Looking at the recent financial results for the first quarter that were published in recent weeks, Bird said that gross margins increased by 15 basis points to 17% of revenue when compared to the prior year.
Ride Profit (before depreciation) also saw a positive trend, reaching $14.9 million vs $10.1 million in the prior year. Additionally, negative cash flows from operations improved to outflows of $21.7 million, improving from $42.6 million in Q1 last year.
A chart and table from Fintel’s financial metrics and ratios page for BRDS, clearly highlights the trends of cash flows for the business from its three main sources.
We can see that cash from operating activities has exhibited improving trends as per managements commentary.
Despite these positive indicators, Bird reported a decline in revenue, from $35.4 million to $29.5 million, and a net loss of $44.3 million compared to a net income of $7.7 million in the prior year period.
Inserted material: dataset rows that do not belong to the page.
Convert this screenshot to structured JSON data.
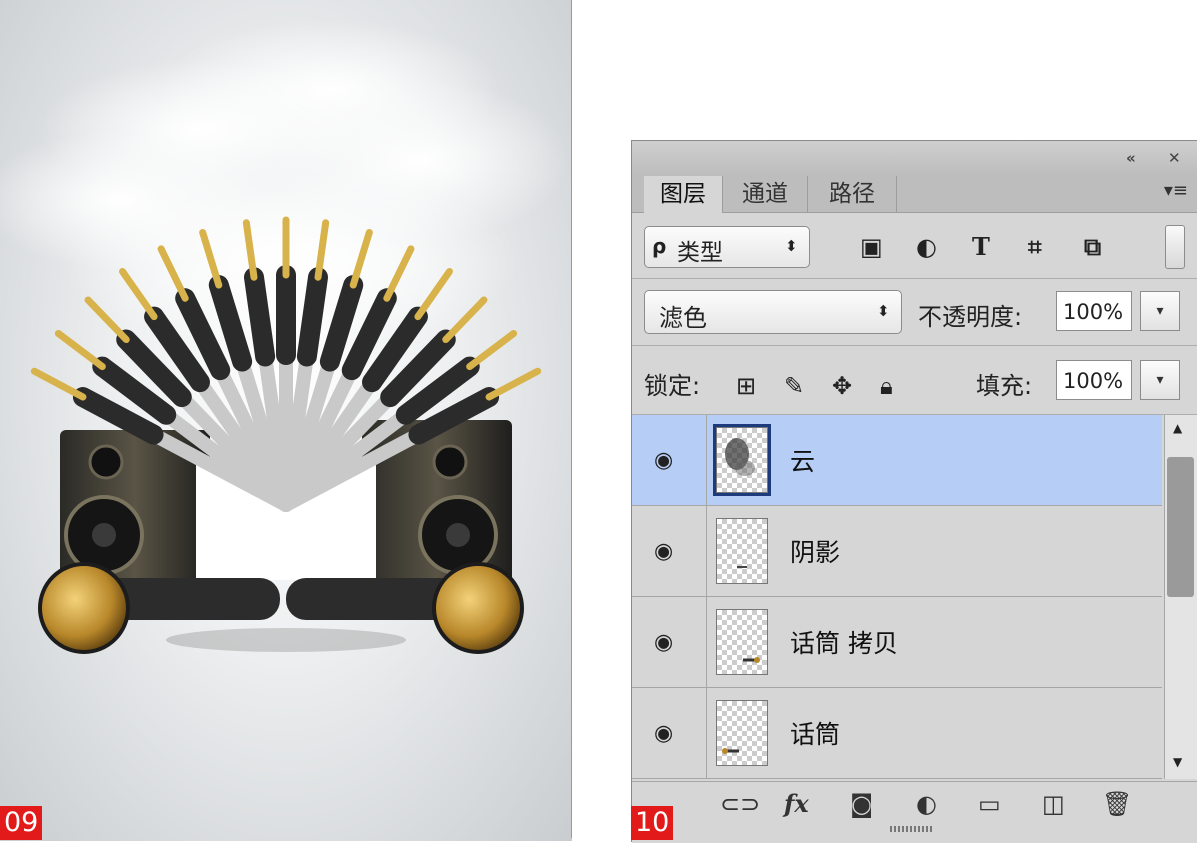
{
  "poster": {
    "step_label": "09"
  },
  "panel": {
    "step_label": "10",
    "titlebar": {
      "collapse_icon": "double-left-arrow-icon",
      "close_icon": "close-icon"
    },
    "tabs": [
      {
        "label": "图层",
        "active": true
      },
      {
        "label": "通道",
        "active": false
      },
      {
        "label": "路径",
        "active": false
      }
    ],
    "filter": {
      "kind_label": "类型",
      "icons": [
        "image-filter-icon",
        "adjustment-filter-icon",
        "type-filter-icon",
        "shape-filter-icon",
        "smart-object-filter-icon"
      ]
    },
    "blend": {
      "mode": "滤色",
      "opacity_label": "不透明度:",
      "opacity_value": "100%"
    },
    "lock": {
      "label": "锁定:",
      "fill_label": "填充:",
      "fill_value": "100%",
      "icons": [
        "lock-transparent-icon",
        "lock-brush-icon",
        "lock-move-icon",
        "lock-all-icon"
      ]
    },
    "layers": [
      {
        "name": "云",
        "selected": true
      },
      {
        "name": "阴影",
        "selected": false
      },
      {
        "name": "话筒 拷贝",
        "selected": false
      },
      {
        "name": "话筒",
        "selected": false
      }
    ],
    "bottom_icons": [
      "link-icon",
      "fx-icon",
      "mask-icon",
      "adjustment-layer-icon",
      "folder-icon",
      "new-layer-icon",
      "trash-icon"
    ],
    "colors": {
      "selected_layer": "#b6cef6",
      "panel_bg": "#d6d6d6",
      "badge": "#e31a1a"
    }
  }
}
However, on an underlying basis, adjusted EBITDA losses narrowed from $39.4 million to $15.6 million, demonstrating the company’s efforts to optimize spend and achieve its targeted 2023 goals.
A chart from Fintel highlights the effectiveness of management in the form of several operating measurements. We noticed that the most important indicators — being cash ROIC (CROIC) and operating cash ROIC (OCROIC) — have shown declining trends over the first quarter.
While this may be due to seasonal trends, we expect these to improve with operating conditions over the next two quarters as most of its end markets enter the summer period which is expected to translate to increased demand.
Analysts Remain Bullish
Looking ahead, Bird maintains its focus on profitability and free cash flow generation, expecting adjusted operating expenses of approximately $100 million, adjusted EBITDA in the range of $15 million to $20 million, and positive cash flow of $5 million to $10 million.
While the recent efforts are positive steps for management to improve the share price, profitability and underlying positive free cash flows are what will ultimately improve investor sentiment.
For the most part, analysts in the market seem bullish on the medium-term outlook for the company, as explained by the Fintel consensus target price of $5.58 (pre-split).
That consensus suggests that analysts think the stock could potentially recover half of its losses that have been incurred since listing.